Weinstein allowed Nyong'o to leave, calling her "stubborn," but the actress was unsure of how to process the incident.

"I reasoned that it had been inappropriate and uncalled-for, but not overtly sexual. I was entering into a business where the intimate is often professional and so the lines are blurred," she reasoned then, fearing that rejecting his advances would mean "jeopardizing my future."

Nyong'o had another encounter with the mogul months later. During a dinner meeting, she recalled Weinstein telling her, "Let's cut to the chase. I have a private room upstairs where we can have the rest of our meal."

Nyong'o said she was "stunned" at his comment. "I told him I preferred to eat in the restaurant. He told me not to be so naive. If I wanted to be an actress, then I had to be willing to do this sort of thing," she wrote. "He said he had dated Famous Actress X and Y and look where that had gotten them."

When she politely declined Weinstein's offer, his "whole demeanor" changed and their meeting came to an abrupt end, she recalled. He told her, "I don’t know about your career, but you'll be fine."

The 12 Years a Slave and Black Panther star ended her column with a plea for change in the industry and the forming of a "community where a woman can speak up about abuse and not suffer another abuse by not being believed and instead being ridiculed."

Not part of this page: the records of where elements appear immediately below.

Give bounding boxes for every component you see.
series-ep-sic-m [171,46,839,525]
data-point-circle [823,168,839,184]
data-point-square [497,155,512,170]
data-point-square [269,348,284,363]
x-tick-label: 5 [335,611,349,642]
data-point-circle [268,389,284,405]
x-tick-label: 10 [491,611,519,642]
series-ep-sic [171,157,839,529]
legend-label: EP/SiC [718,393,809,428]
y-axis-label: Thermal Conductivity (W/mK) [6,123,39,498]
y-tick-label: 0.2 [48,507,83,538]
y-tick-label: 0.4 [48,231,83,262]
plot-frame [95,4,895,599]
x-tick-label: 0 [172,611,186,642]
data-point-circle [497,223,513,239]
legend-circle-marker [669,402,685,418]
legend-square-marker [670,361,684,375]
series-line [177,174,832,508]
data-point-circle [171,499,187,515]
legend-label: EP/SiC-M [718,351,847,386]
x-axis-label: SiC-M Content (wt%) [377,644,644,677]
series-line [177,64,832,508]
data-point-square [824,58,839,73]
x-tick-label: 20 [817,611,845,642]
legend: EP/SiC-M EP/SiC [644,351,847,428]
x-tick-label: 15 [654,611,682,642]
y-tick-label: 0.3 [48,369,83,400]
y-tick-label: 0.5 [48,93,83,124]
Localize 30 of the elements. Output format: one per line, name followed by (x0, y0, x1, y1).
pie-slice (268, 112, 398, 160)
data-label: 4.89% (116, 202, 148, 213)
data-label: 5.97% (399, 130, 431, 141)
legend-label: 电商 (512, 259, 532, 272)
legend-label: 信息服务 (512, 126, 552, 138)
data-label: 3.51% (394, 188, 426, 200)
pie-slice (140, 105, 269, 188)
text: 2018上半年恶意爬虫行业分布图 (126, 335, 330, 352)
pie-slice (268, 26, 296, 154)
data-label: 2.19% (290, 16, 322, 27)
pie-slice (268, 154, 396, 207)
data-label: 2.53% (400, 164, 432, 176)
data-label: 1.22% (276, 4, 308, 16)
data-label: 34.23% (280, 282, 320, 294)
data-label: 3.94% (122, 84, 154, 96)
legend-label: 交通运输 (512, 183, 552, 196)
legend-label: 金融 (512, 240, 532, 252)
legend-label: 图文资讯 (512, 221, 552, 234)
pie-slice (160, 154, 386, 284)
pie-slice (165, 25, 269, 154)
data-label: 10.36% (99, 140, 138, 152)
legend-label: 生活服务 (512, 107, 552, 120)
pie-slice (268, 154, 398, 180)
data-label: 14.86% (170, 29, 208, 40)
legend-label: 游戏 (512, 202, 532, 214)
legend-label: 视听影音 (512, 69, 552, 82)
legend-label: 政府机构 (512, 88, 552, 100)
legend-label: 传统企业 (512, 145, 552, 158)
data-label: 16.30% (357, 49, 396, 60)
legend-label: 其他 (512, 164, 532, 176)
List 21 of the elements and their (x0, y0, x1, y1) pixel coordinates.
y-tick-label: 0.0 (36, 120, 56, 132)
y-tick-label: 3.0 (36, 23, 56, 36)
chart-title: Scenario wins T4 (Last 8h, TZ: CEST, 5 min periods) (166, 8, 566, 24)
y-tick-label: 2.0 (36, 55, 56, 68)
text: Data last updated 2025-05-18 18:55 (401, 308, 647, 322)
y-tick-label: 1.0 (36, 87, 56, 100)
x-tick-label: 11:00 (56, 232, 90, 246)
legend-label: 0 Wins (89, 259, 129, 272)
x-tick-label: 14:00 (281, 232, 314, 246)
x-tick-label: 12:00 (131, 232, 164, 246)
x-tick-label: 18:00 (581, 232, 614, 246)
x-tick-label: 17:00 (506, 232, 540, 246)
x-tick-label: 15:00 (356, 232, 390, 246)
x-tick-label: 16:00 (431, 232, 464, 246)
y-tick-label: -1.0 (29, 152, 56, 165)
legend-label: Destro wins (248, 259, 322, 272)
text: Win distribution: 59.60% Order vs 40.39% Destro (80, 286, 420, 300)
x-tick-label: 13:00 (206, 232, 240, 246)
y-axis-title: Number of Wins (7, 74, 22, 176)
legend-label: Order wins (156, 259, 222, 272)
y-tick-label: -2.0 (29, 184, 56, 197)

Commending the multitude of women who have come forward with their own stories of harassment by Weinstein, she added, "Though we may have endured powerlessness at the hands of Harvey Weinstein, by speaking up, speaking out and speaking together, we regain that power. And we hopefully ensure that this kind of rampant predatory behavior as an accepted feature of our industry dies here and now."

Nyong'o joins a chorus of prominent actresses — including Gwyneth Paltrow, Angelina Jolie, Lea Seydoux and Lena Headey, among others — who have accused the producer of sexual harassment and assault.

Weinstein has since been terminated as co-chairman of The Weinstein Co. and is under investigation by ther LAPD, NYPD and London police.